Judges rebuke Obama admin’s arguments over private emails

By Robin Bravender | 01/14/2016 01:11 PM EST

Federal judges don’t appear to be buying the Obama administration’s arguments that a lawsuit seeking access a top White House official’s private emails should be tossed out.

Federal judges don’t appear to be buying the Obama administration’s arguments that a lawsuit seeking access a top White House official’s private emails should be tossed out.

Judges on the U.S. Court of Appeals for the District of Columbia Circuit rebuffed government attorneys’ arguments today that they should uphold a lower court’s dismissal of a case aimed at obtaining work-related emails kept by White House science adviser John Holdren on a private server.

Senior Judge Harry Edwards, a Democratic appointee, said if the judges were to write an opinion in line with what Justice Department attorneys were asking, "a lot of people would be laughing at us."


Edwards and the other judges on the panel challenged the government’s argument that emails held on a private server aren’t subject to the Freedom of Information Act (FOIA) because they’re outside the control of the government. They questioned the lower court’s dismissal and suggested that they may remand the lawsuit, pressing the judge to determine whether the emails in question are in fact "agency records" subject to FOIA disclosure requirements.

Senior Judge David Sentelle, a Republican appointee, suggested that it would be helpful for the court to have a full record of facts in the case. "Shouldn’t we remand and find out?" he asked. Edwards and Sentelle were joined on the three-judge panel by Democratic appointee Sri Srinivasan.

The lawsuit filed by the libertarian nonprofit Competitive Enterprise Institute could have broad ramifications when it comes to government obligations to pony up officials’ work-related emails sent using private accounts.

A coalition of media groups — including the Reporters Committee for Freedom of the Press, the Associated Press, National Public Radio Inc., The New York Times and The Washington Post — has also weighed in, urging the court to ensure that government records kept on personal email accounts can be accessed under FOIA.

CEI is seeking emails that Holdren sent and received using his nongovernmental email account at the Woods Hole Research Center, an independent nonprofit where he served as director before joining the Obama White House. CEI learned that Holdren had been sending work-related emails using that account through separate FOIA litigation involving emails from former U.S. EPA Administrator Lisa Jackson.

In May 2014, CEI sued the government to compel the release of Holdren’s work-related emails. Obama administration attorneys argued that the lawsuit should be dismissed because the Woods Hole email account was outside its control and beyond the reach of FOIA. U.S. District Court for the District of Columbia Judge Gladys Kessler, a Democratic appointee, sided with the government last April, dismissing CEI’s claim.

But CEI and media organizations say that argument is troubling and that the district court’s opinion could set a precedent that allows government officials to skirt transparency laws by using private email accounts instead of governmental emails. CEI is now urging the D.C. Circuit Court judges to take another look.

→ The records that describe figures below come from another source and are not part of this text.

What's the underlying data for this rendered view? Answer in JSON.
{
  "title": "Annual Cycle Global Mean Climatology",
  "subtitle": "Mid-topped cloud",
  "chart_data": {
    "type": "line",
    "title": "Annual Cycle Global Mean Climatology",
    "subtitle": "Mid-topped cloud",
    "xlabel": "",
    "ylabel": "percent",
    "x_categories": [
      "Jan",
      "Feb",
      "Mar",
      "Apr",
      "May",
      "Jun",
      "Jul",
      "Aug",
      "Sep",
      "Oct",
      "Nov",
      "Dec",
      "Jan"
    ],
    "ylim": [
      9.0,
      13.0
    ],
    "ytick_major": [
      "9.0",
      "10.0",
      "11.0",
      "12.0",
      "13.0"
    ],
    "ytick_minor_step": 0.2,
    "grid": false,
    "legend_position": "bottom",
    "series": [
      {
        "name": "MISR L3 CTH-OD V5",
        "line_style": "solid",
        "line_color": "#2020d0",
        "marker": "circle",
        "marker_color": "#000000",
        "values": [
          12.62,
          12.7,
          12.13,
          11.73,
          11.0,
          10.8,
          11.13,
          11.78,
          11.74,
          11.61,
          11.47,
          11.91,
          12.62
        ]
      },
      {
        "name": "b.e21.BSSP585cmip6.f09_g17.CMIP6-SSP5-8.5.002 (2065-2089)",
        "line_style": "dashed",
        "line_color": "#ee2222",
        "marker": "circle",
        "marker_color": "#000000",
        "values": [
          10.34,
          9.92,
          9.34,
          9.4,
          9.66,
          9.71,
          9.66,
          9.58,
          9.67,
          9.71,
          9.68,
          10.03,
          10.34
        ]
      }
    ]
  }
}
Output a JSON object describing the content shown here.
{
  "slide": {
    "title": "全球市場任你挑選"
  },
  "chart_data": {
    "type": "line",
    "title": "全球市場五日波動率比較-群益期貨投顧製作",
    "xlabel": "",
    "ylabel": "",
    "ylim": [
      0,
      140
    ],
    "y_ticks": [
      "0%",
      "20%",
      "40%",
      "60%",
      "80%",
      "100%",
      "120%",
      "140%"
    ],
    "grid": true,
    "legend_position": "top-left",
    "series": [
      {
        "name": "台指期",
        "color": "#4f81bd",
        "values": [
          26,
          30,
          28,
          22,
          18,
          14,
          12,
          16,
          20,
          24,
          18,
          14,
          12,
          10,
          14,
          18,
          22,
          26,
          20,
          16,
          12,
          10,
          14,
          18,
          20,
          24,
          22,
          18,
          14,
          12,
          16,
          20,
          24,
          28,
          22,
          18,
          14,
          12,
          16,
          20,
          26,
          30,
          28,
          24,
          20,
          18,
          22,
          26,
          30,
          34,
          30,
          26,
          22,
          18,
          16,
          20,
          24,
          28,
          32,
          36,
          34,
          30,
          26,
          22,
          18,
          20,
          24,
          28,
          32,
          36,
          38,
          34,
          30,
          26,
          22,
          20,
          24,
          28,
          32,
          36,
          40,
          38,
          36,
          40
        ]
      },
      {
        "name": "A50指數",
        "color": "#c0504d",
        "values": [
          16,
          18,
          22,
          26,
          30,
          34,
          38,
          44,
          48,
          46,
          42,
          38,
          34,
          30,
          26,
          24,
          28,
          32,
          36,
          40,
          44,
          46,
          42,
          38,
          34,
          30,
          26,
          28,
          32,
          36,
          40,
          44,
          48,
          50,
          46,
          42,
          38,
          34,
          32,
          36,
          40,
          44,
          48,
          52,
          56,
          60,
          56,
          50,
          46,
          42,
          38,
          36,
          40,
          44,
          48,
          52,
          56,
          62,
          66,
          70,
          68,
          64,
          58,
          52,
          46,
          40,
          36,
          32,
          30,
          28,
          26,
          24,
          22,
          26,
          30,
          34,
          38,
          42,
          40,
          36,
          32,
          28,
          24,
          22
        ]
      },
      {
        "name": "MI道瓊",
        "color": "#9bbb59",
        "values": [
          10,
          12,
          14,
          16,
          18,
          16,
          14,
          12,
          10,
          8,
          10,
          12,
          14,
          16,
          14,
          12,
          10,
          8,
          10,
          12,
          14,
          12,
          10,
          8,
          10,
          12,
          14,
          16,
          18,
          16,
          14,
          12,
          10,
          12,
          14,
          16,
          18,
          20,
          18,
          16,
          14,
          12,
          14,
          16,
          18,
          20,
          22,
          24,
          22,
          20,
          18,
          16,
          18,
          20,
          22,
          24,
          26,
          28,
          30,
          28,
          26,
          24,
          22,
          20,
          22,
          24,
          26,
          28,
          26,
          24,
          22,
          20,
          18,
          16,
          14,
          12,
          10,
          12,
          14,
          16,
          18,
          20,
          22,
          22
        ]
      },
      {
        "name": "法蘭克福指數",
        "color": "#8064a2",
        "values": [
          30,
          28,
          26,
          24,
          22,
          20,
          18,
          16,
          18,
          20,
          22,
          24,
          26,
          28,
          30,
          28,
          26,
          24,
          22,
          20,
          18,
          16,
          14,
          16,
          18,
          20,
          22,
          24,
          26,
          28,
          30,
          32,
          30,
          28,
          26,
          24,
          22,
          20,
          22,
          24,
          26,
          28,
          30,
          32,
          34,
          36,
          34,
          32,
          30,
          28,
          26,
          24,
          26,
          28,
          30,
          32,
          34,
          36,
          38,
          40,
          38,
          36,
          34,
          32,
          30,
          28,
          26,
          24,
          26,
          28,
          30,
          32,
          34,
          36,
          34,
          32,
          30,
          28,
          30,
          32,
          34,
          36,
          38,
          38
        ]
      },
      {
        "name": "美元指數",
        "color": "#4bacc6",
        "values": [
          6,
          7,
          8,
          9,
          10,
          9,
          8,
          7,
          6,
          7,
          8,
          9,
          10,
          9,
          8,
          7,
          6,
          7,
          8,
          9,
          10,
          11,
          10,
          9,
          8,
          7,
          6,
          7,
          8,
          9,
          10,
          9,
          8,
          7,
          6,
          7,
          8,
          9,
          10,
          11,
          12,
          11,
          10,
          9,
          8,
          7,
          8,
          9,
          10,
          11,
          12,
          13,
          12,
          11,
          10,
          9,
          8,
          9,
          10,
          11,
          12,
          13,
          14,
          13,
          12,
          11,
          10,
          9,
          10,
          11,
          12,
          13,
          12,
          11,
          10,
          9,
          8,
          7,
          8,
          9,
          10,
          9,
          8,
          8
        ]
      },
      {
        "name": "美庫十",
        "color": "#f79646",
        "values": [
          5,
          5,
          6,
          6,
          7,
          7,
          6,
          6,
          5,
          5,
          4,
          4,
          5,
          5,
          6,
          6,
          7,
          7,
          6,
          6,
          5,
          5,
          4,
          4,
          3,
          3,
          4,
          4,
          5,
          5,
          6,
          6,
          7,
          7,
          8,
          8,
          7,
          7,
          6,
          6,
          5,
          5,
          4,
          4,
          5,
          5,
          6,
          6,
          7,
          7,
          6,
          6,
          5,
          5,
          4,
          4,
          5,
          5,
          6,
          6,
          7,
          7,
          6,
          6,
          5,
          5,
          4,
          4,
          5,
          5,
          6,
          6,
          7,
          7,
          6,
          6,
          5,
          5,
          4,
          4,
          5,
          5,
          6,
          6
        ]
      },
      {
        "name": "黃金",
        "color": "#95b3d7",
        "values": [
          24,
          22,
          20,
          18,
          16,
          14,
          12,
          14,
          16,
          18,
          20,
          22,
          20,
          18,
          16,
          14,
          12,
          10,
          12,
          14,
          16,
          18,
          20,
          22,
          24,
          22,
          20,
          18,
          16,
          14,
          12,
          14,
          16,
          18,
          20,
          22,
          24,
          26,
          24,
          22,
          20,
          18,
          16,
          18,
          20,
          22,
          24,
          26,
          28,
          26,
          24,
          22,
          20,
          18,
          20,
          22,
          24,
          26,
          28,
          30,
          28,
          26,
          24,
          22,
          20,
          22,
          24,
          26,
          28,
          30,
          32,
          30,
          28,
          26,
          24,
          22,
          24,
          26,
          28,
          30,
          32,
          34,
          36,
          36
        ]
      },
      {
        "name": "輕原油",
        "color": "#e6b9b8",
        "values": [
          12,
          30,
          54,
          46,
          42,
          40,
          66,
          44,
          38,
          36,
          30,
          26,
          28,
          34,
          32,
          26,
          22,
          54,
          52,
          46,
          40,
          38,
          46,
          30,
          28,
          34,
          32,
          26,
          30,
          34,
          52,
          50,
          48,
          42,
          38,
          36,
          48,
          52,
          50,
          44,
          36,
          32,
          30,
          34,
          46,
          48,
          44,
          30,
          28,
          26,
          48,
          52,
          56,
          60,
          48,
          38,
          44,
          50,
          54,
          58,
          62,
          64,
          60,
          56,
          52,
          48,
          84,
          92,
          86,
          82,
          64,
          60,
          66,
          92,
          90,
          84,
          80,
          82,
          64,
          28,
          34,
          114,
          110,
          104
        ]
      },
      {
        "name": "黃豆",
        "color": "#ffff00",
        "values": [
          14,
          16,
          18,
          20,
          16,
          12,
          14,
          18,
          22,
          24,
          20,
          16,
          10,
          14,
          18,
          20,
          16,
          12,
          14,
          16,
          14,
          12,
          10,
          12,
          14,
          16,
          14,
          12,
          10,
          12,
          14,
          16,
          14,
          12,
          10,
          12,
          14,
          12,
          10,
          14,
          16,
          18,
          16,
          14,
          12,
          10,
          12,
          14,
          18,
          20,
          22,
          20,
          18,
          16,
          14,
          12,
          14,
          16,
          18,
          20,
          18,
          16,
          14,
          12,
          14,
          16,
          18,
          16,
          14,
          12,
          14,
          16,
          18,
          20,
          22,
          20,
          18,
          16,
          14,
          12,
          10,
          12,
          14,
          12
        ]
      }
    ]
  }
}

Holdren isn’t the only high-ranking political official whose use of private emails has drawn scrutiny. Democratic presidential candidate Hillary Clinton has come under fire for her use of a private account while she was secretary of State. Former EPA Administrator Jackson and other EPA officials have also sparked controversy by using private email accounts to conduct government business.

"Agencies have repeatedly shown the ability to search employees’ private email accounts and produce work-related emails from them in response to FOIA requests," CEI said in a brief to the court.

The media organizations weighing in on the case argue the lower court’s decision could keep important information hidden from the public.

"Private or personal email accounts are used at all levels of the federal government to discuss government business of significant public importance," the media groups told the court in their brief. They added, "Access to email sent or received by public officials from personal email accounts has proved instrumental in revealing misconduct."

The judges today likened the case to a situation where a government employee was keeping an agency document at his home, and the agency was saying it was therefore out of its control because it was in a private residence.

The government’s lawyers argue that FOIA isn’t the correct law to challenge agencies’ failures to keep tabs on private email use for government business.

The district court "rejected plaintiff’s policy concern that ‘agency officials will escape FOIA coverage altogether by conducting government business with their personal accounts,’" government attorneys said in a brief to the D.C. Circuit Court. "This concern is addressed not by the FOIA, but by other statutes."

A decision in the case, Competitive Enterprise Institute v. Office of Science and Technology Policy, is likely within the next year.